Electropulsing-enhanced atomic diffusion and recrystallization to optimize mechanical properties of Al/Cu laminated metal composites

Abstract

This work adopted the combined processing of electropulsing bonding (EPB) and electropulsing rolling (EPR) to prepare high-performance Al/Cu laminated metal composites (LMCs). The results show that electropulsing (EP) significantly accelerates the diffusion of Al and Cu atoms, thus facilitating the formation of diffusion layer. Through EP treatment, the recrystallization behavior of the Al and Cu layers is enhanced. The microstructure composed of a diffusion layer with suitable thickness and fine recrystallized grains contributes to the mechanical properties.
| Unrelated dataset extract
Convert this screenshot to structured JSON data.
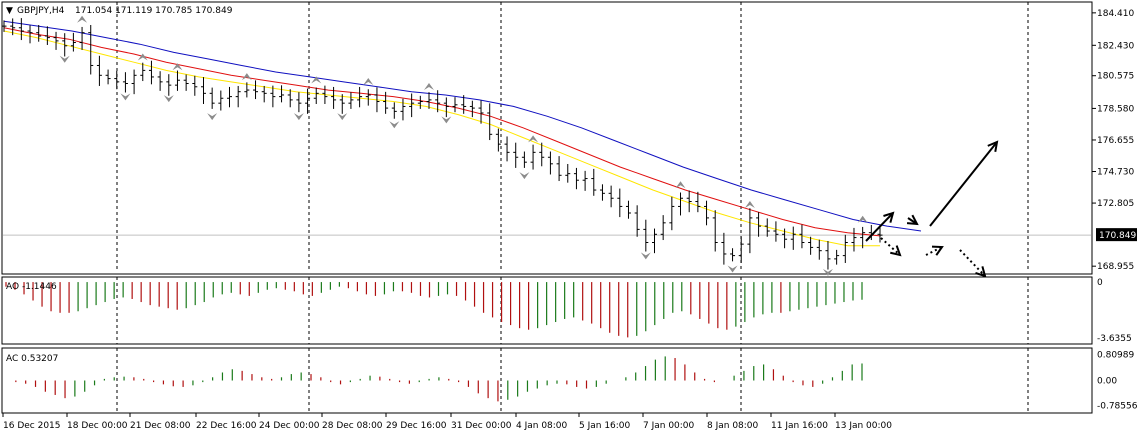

Due to the introduction of intermetallic compounds (IMCs), the hardness and elastic modulus of Al, Cu, and diffusion layers exist large differences. The hard diffusion layer can exert a rigid deformation constraint on the ductile Al and Cu layers, and promote the interface deformation. Meanwhile, the tensile strength of as-EPRed samples increases and then decreases with the increasing EP frequency, the maximum is ∼215.2 MPa at 20 kHz. Theoretical analysis indicates that the local Joule heating and athermal effect should be the principal factors for microstructure evolution and property optimization. These results are expected to clarify the EP-related mechanism on atomic diffusion and recrystallization, which provides guidance for the fabrication of Al/Cu LMCs.